So, first: super amused with this project!
Second, to the point: data collection likely needs to consider context.
As an example, when looking at my own profile (http://osrc.dfm.io/weierophinney), perhaps the most amusing stat to me was this:
I hate to say it but Matthew is becoming—as one of the top 66% most vulgar users on GitHub—a tad foul-mouthed (with a particular affinity for filthy words like 'coochie').
What was amusing is that I interact with a contributer by the handle @hoochie-coochie; I'm definitely not prone to saying the word "coochie" in comments, commits, or other github-related dialog, but I will reference the user when addressing them in comments, and always with the @
annotation. (Ironically, I know that this comment will just inflate the counts of that word!)

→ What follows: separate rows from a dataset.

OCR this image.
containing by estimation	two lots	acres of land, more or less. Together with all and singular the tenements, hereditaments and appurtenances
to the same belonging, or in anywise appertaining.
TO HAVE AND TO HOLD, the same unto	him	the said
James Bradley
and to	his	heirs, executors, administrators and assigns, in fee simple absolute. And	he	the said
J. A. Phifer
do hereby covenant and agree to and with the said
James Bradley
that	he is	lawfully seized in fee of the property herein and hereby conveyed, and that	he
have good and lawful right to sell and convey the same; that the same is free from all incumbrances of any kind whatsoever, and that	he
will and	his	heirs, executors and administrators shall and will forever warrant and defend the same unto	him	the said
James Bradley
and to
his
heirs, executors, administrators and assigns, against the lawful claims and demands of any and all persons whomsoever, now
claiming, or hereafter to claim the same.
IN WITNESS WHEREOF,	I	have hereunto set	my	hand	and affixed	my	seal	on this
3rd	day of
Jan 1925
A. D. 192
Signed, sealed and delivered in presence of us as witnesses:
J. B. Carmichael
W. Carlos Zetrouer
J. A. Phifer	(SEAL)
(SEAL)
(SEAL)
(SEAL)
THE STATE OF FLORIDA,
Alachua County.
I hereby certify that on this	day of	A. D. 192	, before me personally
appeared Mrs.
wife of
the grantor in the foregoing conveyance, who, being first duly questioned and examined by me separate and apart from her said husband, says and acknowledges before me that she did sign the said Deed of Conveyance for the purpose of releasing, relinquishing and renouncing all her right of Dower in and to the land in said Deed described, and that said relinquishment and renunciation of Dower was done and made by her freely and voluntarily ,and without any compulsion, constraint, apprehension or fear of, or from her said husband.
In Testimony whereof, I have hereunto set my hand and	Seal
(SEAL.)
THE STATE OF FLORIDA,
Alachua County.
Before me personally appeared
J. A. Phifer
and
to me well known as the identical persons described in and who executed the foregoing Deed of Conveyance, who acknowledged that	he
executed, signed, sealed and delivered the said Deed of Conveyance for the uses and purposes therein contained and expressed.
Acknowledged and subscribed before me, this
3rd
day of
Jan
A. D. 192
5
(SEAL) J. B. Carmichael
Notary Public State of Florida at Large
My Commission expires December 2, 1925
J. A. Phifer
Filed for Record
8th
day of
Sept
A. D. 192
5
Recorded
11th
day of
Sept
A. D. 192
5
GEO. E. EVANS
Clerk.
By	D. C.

As another data point, from my own profile:
Matthew and zendframework are probably friends or at least virtual friends.
Well, yes, yes, that is true! However, "zendframework" in this case is not a user, but an organization. The algorithm should check the status of a "user" to see if they are actually an organization, and omit organizations when considering affinity -- or at least alter how the data is presented. (As an example, considering "zendframework" is an organization, the next sentence causes a lot of amusement: "it's worth noting that zendframework is less of a PHP aficionado.")
Again, however, very much enjoying the project!